Agglomerative (hierarchical) clustering for time series.

Computes pairwise distances via the existing Rust-accelerated distance engine, converts to a condensed distance matrix, and delegates to scipy.cluster.hierarchy for linkage and tree cutting.

agglomerative_cluster(df, method='dtw', n_clusters=2, linkage_method='average', id_col='unique_id', target_col='y', *, return_linkage=False, **distance_kwargs)

agglomerative_cluster(df: pl.DataFrame, method: str = ..., n_clusters: int = ..., linkage_method: str = ..., id_col: str = ..., target_col: str = ..., *, return_linkage: Literal[False] = ..., **distance_kwargs: Any) -> pl.DataFrame
agglomerative_cluster(df: pl.DataFrame, method: str = ..., n_clusters: int = ..., linkage_method: str = ..., id_col: str = ..., target_col: str = ..., *, return_linkage: Literal[True] = ..., **distance_kwargs: Any) -> tuple[pl.DataFrame, np.ndarray]

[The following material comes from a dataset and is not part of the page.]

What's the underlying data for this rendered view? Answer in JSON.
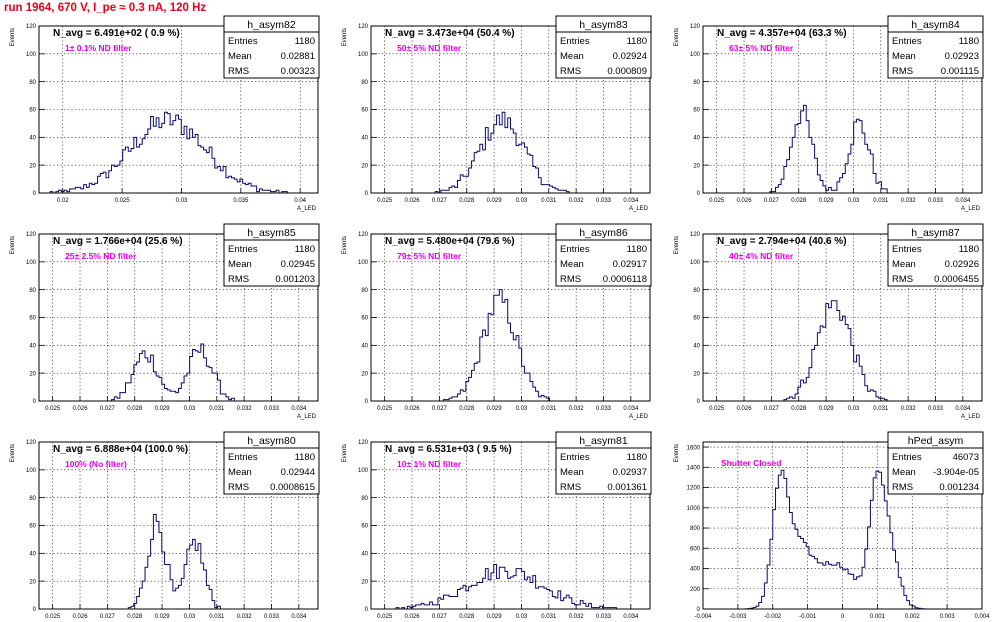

Agglomerative (hierarchical) clustering over time series.

Parameters

df DataFrame with columns id_col and target_col. method Distance metric name (e.g. "dtw", "erp", "lcss"). n_clusters Number of clusters to produce. linkage_method Linkage criterion: "single", "complete", "average", or "weighted". id_col Column identifying each time series. target_col Column with the time series values. return_linkage If True, also return the linkage matrix (compatible with scipy.cluster.hierarchy.dendrogram). **distance_kwargs Extra keyword arguments forwarded to the distance function.

Returns

pl.DataFrame or (pl.DataFrame, np.ndarray) DataFrame with columns [id_col, "cluster"]. When return_linkage=True, a tuple of (labels, linkage_matrix) is returned.